Neal peered around her shoulder. “Hm. Let me wash my hands, and I’ll see what I can do.” He went up the stairs, seeming almost jaunty.
Peter leaned against the counter. “You were right.”
“Honey, you should just always hold that in your mind. What have you seen reason about now?”
He pointed up at the ceiling, then at his neck. Ah. Neal’s collar. “I screwed up,” he admitted.
“He seems better,” she pointed out. “Did you fix it?”
“By accident. He…did something stupid. I yelled at him. Now he’s happy.”
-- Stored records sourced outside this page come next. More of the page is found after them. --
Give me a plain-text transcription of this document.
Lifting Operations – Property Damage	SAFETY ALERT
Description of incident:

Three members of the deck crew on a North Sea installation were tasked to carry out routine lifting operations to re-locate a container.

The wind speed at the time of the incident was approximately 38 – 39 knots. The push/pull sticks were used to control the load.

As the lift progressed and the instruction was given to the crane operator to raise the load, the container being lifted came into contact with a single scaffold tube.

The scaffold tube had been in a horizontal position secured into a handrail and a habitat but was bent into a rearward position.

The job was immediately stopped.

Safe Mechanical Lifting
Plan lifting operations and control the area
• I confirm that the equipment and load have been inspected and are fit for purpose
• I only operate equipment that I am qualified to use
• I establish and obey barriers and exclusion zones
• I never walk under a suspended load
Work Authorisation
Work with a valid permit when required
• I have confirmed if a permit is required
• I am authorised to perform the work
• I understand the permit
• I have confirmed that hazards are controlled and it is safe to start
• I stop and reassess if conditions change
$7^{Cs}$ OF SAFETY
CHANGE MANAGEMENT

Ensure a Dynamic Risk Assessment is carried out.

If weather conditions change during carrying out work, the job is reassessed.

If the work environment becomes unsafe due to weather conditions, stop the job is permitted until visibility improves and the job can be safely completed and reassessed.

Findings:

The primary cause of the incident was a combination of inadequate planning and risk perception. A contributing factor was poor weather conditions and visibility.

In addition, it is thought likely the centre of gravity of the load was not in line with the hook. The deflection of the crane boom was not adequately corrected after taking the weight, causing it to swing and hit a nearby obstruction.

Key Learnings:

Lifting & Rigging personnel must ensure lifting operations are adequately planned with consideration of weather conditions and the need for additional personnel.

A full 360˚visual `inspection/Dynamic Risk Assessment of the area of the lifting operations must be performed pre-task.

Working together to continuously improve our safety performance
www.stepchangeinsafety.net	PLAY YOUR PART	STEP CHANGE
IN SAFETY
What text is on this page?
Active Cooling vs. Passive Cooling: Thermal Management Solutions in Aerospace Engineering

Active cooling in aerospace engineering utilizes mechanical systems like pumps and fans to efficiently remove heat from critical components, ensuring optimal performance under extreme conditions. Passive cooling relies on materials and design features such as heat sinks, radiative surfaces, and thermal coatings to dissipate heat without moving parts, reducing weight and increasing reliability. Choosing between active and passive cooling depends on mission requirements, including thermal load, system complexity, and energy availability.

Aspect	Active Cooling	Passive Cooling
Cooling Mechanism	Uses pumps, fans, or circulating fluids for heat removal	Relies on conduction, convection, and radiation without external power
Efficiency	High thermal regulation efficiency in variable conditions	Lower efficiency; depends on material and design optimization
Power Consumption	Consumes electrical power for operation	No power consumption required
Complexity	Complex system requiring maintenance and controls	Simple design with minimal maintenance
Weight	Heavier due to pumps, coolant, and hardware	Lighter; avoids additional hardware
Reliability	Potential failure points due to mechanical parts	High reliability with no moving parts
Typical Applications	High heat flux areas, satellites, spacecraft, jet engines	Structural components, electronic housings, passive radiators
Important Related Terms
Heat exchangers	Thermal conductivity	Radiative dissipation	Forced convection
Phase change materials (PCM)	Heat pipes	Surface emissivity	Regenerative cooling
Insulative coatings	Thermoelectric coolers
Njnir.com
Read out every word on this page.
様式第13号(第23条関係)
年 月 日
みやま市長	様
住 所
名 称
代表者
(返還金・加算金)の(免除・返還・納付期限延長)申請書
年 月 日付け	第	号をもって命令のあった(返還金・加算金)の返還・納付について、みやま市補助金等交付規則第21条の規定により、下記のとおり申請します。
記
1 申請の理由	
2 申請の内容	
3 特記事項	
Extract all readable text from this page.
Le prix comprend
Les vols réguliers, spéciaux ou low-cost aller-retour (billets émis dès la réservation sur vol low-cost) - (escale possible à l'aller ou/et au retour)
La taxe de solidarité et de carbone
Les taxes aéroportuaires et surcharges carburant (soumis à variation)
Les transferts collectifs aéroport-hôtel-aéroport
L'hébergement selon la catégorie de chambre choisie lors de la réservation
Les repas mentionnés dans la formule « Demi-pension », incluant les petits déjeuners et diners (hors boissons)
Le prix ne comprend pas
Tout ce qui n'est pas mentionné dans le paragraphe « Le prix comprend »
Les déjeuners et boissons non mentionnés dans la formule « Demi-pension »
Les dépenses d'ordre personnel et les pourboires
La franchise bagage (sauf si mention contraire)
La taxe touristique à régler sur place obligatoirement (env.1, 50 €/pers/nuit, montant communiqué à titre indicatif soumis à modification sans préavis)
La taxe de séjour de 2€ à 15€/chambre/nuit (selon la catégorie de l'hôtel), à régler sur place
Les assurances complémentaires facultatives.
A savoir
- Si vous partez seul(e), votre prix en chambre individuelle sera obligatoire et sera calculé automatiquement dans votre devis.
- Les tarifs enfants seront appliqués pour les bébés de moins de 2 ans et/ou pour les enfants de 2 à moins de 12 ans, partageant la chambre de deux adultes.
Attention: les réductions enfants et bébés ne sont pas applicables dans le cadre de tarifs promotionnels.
Elizabeth connected the dots. She was relieved, too, although probably not as much as Neal was. Peter hadn’t directly said whether he’d used the collar on Neal yet, or if he planned to. She hadn’t asked—if there was something that ugly in her husband, she didn’t want to know. “What did he do?”
“Conned Jones into signing a vital piece of evidence out of the lockup for him.”
That did sound bad. “What did he do with it?”
“Sat at his desk and looked at it with a magnifying glass.”
That did not sound so bad. “And?”
“And identified the forger.”
“And this is what you yelled at him for?”
Peter opened his mouth; then they both heard Neal coming down the stairs. They put the conversation on hold.
Neal breezed into the kitchen and opened the refrigerator. He unwrapped a chunk of cheese and sniffed it gingerly. “Okay. I can make this work.”
“You don’t have to cook for us,” Peter said.
Neal hesitated. “I know.”
“We can get takeout.”
Trust Peter to miss the point. Neal wanted to do something for them. Looking a little dejected, he started to put the cheese back.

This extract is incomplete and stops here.